When my dad was diagnosed with Alzheimer’s a few years ago, my parents needed my help more than ever.  Despite working at SEIU as a researcher in Long Term Care, I still knew little about the services available for seniors.   I called numerous Alameda County offices regarding any available social services but always felt unfulfilled by the lack of any real help and often times, transferred around until the phone system hung up on me (which happened almost every time).

Like a child when my parents accompanied me to a doctor appointment, now they needed accompaniment from my siblings or me.   While I tried to teach my mom how to call for a taxicab, she really needs accompaniment because dealing with bureaucracy is complicated regardless of how able someone is.  My sister has found a way to make time away from her job to take my parents to doctor appointments, but I would say that employers, while minimally sensitive to childcare, are generally insensitive to elder care.   As their health deteriorates, the doctor appointments become more frequent and my siblings cannot accompany my parents to their needs.

My parents need help in Long Term Care health services, but what working as a Long Term Care researcher did teach me is that the business is nasty.  Sure, there may be a few benevolent, good-natured Long Term Care providers, but most of them are out to make an easy dollar as they craft their part in the cradle to grave business plan.   Long Term Care providers seek out Medicare patients over MediCal patients due to the close to double amount of money they receive in State reimbursements.  They pay their staff close to minimum wage but hire well paid doctors as administrators who work on-site once a month.  They reduce their “staff hours per patient” (the general metric used to evaluate the level of care at nursing or convalescent homes) to the minimum amount allowed by State regulation.

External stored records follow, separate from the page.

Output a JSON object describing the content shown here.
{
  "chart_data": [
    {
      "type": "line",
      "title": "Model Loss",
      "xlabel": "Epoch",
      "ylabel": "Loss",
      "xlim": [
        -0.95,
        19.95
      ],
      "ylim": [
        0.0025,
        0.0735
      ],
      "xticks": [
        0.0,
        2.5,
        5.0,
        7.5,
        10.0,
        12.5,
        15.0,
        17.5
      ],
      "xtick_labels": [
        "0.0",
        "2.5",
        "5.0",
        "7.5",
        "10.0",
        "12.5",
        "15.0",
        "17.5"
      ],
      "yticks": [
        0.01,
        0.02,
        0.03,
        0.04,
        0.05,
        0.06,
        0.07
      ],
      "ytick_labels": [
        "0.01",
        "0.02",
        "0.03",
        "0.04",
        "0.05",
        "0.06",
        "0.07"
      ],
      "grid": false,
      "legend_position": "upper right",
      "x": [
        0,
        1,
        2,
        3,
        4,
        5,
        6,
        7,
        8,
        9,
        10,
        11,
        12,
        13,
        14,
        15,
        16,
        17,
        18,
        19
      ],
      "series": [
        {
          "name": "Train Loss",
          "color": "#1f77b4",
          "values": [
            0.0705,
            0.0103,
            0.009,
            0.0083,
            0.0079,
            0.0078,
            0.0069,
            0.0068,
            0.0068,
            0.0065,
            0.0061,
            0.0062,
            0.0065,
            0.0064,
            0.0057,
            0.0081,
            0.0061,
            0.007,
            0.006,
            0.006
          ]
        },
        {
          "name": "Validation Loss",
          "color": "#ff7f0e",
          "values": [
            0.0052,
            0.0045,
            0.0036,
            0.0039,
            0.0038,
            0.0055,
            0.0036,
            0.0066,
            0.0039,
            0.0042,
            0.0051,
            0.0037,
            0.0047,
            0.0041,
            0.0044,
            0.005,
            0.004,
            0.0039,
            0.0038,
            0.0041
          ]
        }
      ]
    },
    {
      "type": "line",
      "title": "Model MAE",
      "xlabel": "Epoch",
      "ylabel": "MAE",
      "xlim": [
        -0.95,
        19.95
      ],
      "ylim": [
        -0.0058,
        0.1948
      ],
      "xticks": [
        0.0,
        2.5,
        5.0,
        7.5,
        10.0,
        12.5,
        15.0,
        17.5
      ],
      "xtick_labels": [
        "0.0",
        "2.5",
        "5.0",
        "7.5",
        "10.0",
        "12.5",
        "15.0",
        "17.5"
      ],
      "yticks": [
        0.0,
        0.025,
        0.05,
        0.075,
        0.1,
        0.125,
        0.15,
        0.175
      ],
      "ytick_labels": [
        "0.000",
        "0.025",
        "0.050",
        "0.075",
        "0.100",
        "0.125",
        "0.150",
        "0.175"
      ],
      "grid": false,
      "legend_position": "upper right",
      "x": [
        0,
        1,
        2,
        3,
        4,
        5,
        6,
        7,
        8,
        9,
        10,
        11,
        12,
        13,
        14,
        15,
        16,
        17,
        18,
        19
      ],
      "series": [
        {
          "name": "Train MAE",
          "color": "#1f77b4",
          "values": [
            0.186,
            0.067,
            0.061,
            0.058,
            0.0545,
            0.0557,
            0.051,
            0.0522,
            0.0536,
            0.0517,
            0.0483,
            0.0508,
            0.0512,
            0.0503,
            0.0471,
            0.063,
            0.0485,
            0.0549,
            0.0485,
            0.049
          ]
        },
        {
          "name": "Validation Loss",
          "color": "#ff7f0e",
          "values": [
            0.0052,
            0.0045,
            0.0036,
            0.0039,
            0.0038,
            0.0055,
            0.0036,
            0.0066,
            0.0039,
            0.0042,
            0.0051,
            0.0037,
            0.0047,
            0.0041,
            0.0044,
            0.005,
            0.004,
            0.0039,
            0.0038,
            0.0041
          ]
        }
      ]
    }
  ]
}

I do not want to send my parents to a nursing or convalescent home, but they require help that reveals all that is wrong in the elder care system.  My siblings and I do not have the time or are equipped to tend to my parents – at least not enough to hold full-time employment and have a family of our own at the same time.  Sure, the Long Term Care industry could switch their focus from making profits to human decency, but that’s not the system where we live.  Reform could be passed where “staff hours per patient” could be increased to acceptable levels, State subsidies could be increased to responsible operators or elder care could become a public service owned and operated by the State (and not private subcontracted out).  Until the urgency changes, we will try to accompany them to all needs they have.